# Antwoorden van hoofdstuk 12: Networked programs

## Exercise 1
Change the socket program socket1.py to prompt the user for the
URL so it can read any web page. You can use `split('/')` to break the URL into
its component parts so you can extract the host name for the socket connect
call. Add error checking using try and except to handle the condition where
the user enters an improperly formatted or non-existent URL

### Antwoord

In [1]:
import socket

# url = 'http://data.pr4e.org/romeo.txt'
url = input("Enter url ")
parts = url.split("/")
hostname = parts[2]
mysock = socket.socket(socket.AF_INET, socket.SOCK_STREAM)
mysock.connect((hostname, 80))
cmd = ('GET %s HTTP/1.0\r\n\r\n' % url).encode()
mysock.send(cmd)

while True:
    data = mysock.recv(512)
    if len(data) < 1:
        break
    print(data.decode(), end='')

mysock.close()

Enter url  http://data.pr4e.org/romeo.txt


HTTP/1.1 200 OK
Date: Tue, 22 Nov 2022 11:59:20 GMT
Server: Apache/2.4.18 (Ubuntu)
Last-Modified: Sat, 13 May 2017 11:22:22 GMT
ETag: "a7-54f6609245537"
Accept-Ranges: bytes
Content-Length: 167
Cache-Control: max-age=0, no-cache, no-store, must-revalidate
Pragma: no-cache
Expires: Wed, 11 Jan 1984 05:00:00 GMT
Connection: close
Content-Type: text/plain

But soft what light through yonder window breaks
It is the east and Juliet is the sun
Arise fair sun and kill the envious moon
Who is already sick and pale with grief


## Exercise 2
Change your socket program so that it counts the number of
characters it has received and stops displaying any text after it has shown
3000 characters. The program should retrieve the entire document and count
the total number of characters and display the count of the number of
characters at the end of the document.

### Antwoord

In [2]:
import socket

# url = 'http://data.pr4e.org/romeo.txt'
url = input("Enter url ")
parts = url.split("/")
hostname = parts[2]
mysock = socket.socket(socket.AF_INET, socket.SOCK_STREAM)
mysock.connect((hostname, 80))
cmd = ('GET %s HTTP/1.0\r\n\r\n' % url).encode()
mysock.send(cmd)

accumulated = ""
while True:
    data = mysock.recv(512)
    if len(data) < 1:
        break
    accumulated += data.decode()

print("Total number of characters:", len(accumulated))
print("First 3000 bytes:", accumulated[:3000])
mysock.close()

Enter url  http://data.pr4e.org/romeo.txt


Total number of characters: 536
First 3000 bytes: HTTP/1.1 200 OK
Date: Tue, 22 Nov 2022 12:00:42 GMT
Server: Apache/2.4.18 (Ubuntu)
Last-Modified: Sat, 13 May 2017 11:22:22 GMT
ETag: "a7-54f6609245537"
Accept-Ranges: bytes
Content-Length: 167
Cache-Control: max-age=0, no-cache, no-store, must-revalidate
Pragma: no-cache
Expires: Wed, 11 Jan 1984 05:00:00 GMT
Connection: close
Content-Type: text/plain

But soft what light through yonder window breaks
It is the east and Juliet is the sun
Arise fair sun and kill the envious moon
Who is already sick and pale with grief



## Exercise 3
Use `urllib` to replicate the previous exercise of (1) retrieving the
document from a URL, (2) displaying up to 3000 characters, and (3) counting
the overall number of characters in the document. Don’t worry about the
headers for this exercise, simply show the first 3000 characters of the
document contents.

### Antwoord

In [3]:
import urllib

# url = 'http://data.pr4e.org/romeo.txt'
url = input("Enter url ")

webpage = urllib.request.urlopen(url).read()

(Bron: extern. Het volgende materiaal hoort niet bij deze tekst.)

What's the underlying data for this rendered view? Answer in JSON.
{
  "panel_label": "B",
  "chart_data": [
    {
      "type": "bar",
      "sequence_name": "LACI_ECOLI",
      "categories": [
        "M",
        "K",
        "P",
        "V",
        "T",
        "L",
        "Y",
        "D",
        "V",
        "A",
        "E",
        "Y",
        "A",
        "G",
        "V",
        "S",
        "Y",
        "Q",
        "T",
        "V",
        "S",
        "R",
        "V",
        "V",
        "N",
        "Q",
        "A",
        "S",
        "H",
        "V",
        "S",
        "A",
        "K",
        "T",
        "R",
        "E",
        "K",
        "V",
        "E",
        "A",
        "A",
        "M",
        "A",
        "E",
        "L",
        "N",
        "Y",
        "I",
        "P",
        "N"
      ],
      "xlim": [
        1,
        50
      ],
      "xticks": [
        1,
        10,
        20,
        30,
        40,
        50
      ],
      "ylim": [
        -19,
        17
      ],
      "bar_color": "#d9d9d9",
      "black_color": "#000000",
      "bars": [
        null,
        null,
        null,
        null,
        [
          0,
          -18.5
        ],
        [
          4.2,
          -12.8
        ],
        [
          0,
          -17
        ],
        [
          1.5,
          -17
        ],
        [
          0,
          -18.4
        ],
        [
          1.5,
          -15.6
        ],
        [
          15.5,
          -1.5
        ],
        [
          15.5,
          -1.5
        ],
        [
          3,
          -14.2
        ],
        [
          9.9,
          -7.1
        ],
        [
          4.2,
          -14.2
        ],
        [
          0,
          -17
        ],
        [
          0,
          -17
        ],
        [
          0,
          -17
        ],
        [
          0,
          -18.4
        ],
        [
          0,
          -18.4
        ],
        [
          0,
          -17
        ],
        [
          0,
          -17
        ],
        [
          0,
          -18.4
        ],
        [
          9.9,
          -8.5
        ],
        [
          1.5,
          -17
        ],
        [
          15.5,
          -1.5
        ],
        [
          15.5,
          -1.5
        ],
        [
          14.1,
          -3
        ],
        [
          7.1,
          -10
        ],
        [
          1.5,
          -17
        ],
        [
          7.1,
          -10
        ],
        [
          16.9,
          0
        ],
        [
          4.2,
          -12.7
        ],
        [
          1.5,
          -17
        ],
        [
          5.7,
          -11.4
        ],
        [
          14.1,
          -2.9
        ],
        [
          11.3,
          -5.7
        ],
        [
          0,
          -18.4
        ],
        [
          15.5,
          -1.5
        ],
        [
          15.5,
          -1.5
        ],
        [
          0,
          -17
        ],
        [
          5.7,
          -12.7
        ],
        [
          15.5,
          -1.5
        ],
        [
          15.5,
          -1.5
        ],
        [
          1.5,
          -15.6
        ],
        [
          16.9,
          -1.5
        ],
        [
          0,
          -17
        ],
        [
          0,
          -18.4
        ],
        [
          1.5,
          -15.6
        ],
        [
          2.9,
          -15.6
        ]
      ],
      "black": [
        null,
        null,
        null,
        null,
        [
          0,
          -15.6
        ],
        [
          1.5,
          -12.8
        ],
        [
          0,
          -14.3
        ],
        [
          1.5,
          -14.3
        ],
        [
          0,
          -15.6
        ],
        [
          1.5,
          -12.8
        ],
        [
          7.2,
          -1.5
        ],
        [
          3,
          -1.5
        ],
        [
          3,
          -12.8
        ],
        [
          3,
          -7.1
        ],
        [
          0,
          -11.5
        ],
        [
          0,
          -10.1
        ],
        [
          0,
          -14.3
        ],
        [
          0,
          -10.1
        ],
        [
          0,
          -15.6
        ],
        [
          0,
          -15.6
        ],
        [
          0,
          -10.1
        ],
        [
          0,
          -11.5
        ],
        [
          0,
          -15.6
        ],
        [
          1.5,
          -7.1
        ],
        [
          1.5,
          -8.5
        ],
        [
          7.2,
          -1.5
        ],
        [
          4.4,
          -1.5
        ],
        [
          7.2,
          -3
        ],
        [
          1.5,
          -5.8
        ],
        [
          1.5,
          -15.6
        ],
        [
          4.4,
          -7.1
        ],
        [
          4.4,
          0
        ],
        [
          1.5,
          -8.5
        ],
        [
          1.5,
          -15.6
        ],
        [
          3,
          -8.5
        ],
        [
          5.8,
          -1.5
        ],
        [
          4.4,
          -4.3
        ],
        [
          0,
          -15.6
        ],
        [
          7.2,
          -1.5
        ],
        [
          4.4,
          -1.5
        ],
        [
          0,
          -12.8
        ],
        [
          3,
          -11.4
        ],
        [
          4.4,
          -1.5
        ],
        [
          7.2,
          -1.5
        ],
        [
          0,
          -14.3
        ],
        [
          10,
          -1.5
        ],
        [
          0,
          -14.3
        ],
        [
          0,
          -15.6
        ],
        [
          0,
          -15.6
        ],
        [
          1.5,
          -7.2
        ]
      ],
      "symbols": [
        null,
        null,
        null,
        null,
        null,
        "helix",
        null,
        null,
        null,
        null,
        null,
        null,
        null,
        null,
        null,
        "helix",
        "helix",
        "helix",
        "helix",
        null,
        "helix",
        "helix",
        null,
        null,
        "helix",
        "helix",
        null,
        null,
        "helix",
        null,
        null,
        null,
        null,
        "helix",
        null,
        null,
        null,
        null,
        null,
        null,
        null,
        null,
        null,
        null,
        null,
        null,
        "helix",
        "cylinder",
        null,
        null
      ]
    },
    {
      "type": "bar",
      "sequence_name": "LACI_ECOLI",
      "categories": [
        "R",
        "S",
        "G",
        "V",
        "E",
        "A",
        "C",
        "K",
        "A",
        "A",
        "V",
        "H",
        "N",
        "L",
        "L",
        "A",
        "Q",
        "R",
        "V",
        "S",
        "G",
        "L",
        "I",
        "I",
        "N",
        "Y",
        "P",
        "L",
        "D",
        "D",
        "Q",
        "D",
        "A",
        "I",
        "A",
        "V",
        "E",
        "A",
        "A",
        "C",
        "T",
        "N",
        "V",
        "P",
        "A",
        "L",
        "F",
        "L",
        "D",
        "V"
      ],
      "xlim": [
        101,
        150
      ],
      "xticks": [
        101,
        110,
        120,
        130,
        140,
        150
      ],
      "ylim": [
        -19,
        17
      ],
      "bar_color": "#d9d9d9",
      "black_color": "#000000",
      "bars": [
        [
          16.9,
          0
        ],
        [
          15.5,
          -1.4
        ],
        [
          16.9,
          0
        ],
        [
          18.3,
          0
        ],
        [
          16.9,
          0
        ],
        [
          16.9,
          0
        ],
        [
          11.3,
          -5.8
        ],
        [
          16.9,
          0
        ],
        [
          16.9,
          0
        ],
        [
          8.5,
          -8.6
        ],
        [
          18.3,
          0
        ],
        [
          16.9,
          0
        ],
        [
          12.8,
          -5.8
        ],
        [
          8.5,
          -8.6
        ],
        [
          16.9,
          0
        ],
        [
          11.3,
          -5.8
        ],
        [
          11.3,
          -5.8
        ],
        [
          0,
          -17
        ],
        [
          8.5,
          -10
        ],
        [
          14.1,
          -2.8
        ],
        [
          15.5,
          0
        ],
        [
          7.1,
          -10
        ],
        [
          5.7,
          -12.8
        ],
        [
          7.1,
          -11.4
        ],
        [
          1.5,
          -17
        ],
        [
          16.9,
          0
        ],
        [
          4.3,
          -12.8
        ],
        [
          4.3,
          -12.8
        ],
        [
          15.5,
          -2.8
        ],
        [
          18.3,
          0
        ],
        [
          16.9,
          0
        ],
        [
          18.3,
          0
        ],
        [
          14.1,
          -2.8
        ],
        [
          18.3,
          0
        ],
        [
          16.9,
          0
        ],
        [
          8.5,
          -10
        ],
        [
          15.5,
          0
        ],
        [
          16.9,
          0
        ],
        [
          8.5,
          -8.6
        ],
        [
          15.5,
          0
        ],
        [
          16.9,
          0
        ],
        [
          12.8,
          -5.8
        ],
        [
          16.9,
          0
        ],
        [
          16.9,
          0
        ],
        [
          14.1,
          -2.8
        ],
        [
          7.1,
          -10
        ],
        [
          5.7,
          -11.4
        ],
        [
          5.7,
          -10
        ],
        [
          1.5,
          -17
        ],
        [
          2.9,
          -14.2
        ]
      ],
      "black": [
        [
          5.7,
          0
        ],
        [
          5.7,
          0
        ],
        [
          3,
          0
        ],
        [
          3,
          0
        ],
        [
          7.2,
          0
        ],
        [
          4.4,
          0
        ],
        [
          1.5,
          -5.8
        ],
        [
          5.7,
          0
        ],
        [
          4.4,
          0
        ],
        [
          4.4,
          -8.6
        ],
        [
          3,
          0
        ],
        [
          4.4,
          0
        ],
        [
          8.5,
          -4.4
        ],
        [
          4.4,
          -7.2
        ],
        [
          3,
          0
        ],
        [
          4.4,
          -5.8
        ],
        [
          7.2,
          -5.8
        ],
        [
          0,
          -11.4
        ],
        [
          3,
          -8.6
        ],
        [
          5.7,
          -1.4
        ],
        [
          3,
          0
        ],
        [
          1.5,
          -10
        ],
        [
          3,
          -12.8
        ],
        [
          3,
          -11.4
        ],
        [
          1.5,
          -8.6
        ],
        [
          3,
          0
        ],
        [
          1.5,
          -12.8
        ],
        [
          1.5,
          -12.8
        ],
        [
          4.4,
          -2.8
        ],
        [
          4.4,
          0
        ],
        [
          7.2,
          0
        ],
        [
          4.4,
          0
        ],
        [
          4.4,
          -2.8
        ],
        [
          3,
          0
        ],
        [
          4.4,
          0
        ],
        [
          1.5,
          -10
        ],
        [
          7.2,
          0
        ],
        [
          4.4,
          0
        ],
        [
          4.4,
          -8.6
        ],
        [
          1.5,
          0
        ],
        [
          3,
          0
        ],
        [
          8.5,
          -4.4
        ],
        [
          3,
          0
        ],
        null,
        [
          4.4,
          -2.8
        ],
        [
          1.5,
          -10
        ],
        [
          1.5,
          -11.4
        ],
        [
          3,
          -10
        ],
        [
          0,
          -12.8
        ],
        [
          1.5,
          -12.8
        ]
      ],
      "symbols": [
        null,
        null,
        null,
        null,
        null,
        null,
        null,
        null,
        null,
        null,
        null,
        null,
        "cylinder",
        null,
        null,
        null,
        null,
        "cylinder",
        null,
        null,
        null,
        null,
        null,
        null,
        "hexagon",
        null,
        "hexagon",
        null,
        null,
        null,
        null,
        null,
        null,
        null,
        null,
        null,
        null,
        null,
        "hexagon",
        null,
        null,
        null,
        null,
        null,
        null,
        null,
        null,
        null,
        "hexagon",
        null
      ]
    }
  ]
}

print("Total number of characters:", len(webpage))
print("First 3000 bytes:", webpage[:3000])
mysock.close()

Enter url  http://data.pr4e.org/romeo.txt


Total number of characters: 167
First 3000 bytes: b'But soft what light through yonder window breaks\nIt is the east and Juliet is the sun\nArise fair sun and kill the envious moon\nWho is already sick and pale with grief\n'


## Exercise 4
Change the urllinks.py program to extract and count paragraph (p)
tags from the retrieved HTML document and display the count of the
paragraphs as the output of your program. Do not display the paragraph text,
only count them. Test your program on several small web pages as well as
some larger web pages.

### Antwoord

In [5]:
# To run this, download the BeautifulSoup zip file
# http://www.py4e.com/code3/bs4.zip
# and unzip it in the same directory as this file

import urllib.request, urllib.parse, urllib.error
from bs4 import BeautifulSoup
import ssl

# Ignore SSL certificate errors
ctx = ssl.create_default_context()
ctx.check_hostname = False
ctx.verify_mode = ssl.CERT_NONE

url = input('Enter - ')
html = urllib.request.urlopen(url, context=ctx).read()
soup = BeautifulSoup(html, 'html.parser')
paragraphs = soup("p")
count = len(paragraphs)
print(count, "paragraphs found")

Enter -  https://docs.python.org


27 paragraphs found


## Exercise 5
(Advanced) Change the socket program so that it only shows data
after the headers and a blank line have been received. Remember that recv
receives characters (newlines and all), not lines.

### Antwoord

In [6]:
import socket

# url = 'http://data.pr4e.org/romeo.txt'
url = input("Enter url ")
parts = url.split("/")
hostname = parts[2]
mysock = socket.socket(socket.AF_INET, socket.SOCK_STREAM)
mysock.connect((hostname, 80))
cmd = ('GET %s HTTP/1.0\r\n\r\n' % url).encode()
mysock.send(cmd)

accumulated = ""
while True:
    data = mysock.recv(512)
    if len(data) < 1:
        break
    accumulated += data.decode()

# first try to find the sequence CarriageReturn + Linefeed + CarriageReturn + Linefeed
start = accumulated.find("\r\n\r\n")
if start == -1: # if not found try to find the sequence LineFeed + LineFeed
    start = accumulated.find("\n\n")
content = accumulated[start+2:]

print("Total number of characters:", len(content))
print("First 3000 bytes:", content[:3000])
mysock.close()

Enter url  http://data.pr4e.org/romeo.txt


Total number of characters: 169
First 3000 bytes: 
But soft what light through yonder window breaks
It is the east and Juliet is the sun
Arise fair sun and kill the envious moon
Who is already sick and pale with grief